The GBP/USD pair traded within a narrow range near the 1.2700 mark during Wednesday’s Asian session, struggling to gather momentum. Spot prices managed to stay above a recent one-month low reached last Friday, as market participants awaited the release of crucial UK consumer inflation figures.
Traders anticipate the headline UK Consumer Price Index (CPI) to show a slight uptick to 0.4% for May, compared to the previous reading of 0.3%. Meanwhile, the annual CPI rate is forecasted to decelerate to 3.5% from April’s 3.9%. These data points are expected to heavily influence the performance of the British Pound (GBP) and provide direction to the GBP/USD pair ahead of the Bank of England (BoE) monetary policy meeting on Thursday.

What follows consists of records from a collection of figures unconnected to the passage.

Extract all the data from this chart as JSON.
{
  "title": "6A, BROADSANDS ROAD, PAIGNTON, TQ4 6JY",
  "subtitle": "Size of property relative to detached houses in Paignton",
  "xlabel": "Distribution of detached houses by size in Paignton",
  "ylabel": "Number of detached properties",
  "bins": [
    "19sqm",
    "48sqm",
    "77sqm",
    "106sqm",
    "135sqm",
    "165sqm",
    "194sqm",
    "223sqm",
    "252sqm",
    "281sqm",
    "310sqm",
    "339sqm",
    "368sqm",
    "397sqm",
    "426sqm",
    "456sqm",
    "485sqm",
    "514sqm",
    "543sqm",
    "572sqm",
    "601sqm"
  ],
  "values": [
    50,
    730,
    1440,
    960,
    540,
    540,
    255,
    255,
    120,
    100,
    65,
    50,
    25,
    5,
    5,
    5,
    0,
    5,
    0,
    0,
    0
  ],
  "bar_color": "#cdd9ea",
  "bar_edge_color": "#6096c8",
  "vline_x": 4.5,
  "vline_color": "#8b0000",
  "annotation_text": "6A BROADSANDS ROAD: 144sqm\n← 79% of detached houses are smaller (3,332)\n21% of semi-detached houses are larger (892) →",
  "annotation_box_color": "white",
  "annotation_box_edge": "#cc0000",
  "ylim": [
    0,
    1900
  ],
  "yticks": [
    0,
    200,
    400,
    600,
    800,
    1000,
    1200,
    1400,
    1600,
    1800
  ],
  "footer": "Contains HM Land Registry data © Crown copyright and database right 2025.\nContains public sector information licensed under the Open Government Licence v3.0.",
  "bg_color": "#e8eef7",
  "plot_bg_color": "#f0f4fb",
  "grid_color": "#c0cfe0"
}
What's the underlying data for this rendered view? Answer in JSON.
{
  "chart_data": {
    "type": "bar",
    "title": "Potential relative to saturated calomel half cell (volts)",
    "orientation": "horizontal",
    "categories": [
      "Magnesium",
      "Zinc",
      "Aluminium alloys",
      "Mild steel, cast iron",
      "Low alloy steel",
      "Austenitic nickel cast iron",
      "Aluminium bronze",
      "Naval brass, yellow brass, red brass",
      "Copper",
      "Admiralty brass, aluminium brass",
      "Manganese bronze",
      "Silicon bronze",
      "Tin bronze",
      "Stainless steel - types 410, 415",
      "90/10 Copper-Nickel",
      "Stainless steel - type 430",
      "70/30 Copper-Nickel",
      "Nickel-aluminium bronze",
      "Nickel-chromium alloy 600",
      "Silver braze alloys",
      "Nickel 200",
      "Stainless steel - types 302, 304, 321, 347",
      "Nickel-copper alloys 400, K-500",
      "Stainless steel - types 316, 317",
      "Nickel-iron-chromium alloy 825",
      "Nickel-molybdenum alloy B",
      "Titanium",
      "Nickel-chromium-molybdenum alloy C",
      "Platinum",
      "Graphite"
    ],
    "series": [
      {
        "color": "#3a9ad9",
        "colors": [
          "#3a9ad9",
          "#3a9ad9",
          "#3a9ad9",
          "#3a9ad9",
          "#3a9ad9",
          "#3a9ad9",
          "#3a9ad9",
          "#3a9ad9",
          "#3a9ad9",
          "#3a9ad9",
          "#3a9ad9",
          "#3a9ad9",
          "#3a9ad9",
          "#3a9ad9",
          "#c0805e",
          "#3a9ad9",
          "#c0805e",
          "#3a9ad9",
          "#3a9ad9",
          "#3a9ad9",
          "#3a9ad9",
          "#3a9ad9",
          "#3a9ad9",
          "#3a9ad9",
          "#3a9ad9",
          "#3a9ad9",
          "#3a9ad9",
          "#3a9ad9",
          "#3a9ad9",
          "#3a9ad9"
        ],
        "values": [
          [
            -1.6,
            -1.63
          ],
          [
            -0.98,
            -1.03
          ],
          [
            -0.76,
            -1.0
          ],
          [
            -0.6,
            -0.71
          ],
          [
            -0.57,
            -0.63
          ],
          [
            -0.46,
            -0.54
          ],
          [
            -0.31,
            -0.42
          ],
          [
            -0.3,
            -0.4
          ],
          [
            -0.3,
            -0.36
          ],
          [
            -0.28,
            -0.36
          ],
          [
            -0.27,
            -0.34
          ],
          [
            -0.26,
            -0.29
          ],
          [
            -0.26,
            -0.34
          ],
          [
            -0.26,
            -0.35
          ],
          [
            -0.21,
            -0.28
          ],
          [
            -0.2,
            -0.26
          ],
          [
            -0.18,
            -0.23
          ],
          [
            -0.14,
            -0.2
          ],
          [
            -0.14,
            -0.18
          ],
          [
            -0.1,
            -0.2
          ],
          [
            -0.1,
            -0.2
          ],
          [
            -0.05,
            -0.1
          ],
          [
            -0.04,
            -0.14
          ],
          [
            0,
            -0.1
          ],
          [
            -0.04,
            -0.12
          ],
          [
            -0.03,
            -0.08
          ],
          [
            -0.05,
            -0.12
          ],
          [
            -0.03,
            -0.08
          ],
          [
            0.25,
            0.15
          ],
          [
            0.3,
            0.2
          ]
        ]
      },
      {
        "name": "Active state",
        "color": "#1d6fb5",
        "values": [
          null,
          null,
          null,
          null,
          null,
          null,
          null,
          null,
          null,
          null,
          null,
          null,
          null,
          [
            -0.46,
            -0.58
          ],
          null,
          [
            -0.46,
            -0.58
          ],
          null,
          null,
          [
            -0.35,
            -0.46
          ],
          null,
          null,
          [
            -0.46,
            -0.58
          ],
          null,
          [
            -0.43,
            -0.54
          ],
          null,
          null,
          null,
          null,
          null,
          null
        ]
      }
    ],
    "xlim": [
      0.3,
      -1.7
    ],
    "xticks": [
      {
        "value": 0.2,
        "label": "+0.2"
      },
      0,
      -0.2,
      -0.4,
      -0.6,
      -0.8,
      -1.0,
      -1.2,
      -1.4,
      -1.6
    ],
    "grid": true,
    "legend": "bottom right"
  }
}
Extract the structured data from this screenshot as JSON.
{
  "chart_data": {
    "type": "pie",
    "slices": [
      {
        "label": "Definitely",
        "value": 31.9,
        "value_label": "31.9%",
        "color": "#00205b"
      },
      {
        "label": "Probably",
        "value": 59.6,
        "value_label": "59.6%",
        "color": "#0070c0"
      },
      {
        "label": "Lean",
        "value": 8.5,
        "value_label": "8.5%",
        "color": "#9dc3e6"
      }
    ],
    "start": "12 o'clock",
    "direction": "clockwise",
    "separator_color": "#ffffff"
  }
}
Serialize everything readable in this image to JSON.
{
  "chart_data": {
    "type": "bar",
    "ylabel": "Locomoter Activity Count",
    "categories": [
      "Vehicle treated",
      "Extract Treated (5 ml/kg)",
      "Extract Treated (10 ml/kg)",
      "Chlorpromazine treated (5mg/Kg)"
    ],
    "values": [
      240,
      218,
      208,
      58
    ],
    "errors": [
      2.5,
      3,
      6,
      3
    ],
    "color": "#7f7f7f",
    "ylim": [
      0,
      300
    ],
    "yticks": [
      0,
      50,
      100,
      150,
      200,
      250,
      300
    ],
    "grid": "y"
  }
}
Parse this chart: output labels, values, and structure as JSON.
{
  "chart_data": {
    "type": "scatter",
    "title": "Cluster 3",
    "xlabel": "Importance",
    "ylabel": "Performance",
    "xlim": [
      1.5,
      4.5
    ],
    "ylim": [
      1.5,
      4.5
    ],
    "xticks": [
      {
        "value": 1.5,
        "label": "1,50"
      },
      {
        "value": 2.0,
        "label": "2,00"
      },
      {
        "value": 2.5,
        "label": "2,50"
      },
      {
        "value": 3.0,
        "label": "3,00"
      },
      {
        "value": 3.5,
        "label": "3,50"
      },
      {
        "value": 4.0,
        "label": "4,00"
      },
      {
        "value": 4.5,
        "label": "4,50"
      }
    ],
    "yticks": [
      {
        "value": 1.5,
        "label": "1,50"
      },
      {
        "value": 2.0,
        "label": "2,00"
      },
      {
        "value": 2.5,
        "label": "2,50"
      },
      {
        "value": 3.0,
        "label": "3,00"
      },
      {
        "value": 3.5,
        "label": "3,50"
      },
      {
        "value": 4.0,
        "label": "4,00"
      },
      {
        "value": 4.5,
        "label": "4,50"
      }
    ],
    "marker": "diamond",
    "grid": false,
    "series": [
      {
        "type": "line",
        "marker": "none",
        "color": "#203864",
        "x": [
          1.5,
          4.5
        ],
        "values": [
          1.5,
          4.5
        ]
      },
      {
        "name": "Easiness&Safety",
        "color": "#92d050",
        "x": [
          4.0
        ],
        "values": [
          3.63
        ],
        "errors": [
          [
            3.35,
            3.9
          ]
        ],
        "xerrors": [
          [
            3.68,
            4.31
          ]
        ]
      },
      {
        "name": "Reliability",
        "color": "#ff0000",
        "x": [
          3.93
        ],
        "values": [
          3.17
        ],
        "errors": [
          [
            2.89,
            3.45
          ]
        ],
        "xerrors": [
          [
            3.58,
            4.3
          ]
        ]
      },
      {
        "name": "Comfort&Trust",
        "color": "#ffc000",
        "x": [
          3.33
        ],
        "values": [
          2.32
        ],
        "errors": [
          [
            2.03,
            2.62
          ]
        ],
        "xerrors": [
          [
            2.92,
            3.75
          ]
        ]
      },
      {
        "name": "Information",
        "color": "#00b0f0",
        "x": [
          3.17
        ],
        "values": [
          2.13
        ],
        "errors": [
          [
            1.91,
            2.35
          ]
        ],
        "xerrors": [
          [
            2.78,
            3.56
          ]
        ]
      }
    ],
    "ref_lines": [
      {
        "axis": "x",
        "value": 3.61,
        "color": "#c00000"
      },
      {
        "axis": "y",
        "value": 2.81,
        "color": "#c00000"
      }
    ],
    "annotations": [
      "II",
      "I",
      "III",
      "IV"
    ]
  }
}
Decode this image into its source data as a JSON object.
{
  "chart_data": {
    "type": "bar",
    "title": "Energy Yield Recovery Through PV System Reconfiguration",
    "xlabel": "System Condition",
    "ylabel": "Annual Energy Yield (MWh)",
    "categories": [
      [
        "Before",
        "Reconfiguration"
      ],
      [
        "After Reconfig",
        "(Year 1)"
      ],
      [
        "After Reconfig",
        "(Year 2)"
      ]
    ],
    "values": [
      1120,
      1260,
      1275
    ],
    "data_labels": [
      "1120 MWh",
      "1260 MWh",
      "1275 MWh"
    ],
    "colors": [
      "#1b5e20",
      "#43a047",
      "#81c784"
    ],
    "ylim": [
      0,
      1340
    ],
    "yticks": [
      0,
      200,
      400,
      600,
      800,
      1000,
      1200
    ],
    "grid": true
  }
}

The subdued price action of the US Dollar (USD) has acted as a supportive factor for GBP/USD, with recent weaker-than-expected US Retail Sales data reinforcing expectations of potential interest rate cuts by the Federal Reserve (Fed) later this year. This sentiment led to a decline in US Treasury bond yields overnight, exerting downward pressure on the greenback.
Given the current fundamental landscape, there is potential for a significant upward movement in the GBP/USD pair. However, the absence of sustained buying interest suggests caution among traders before committing to further positions following the recent rebound from the mid-1.2600s level, which marked a one-month low last week.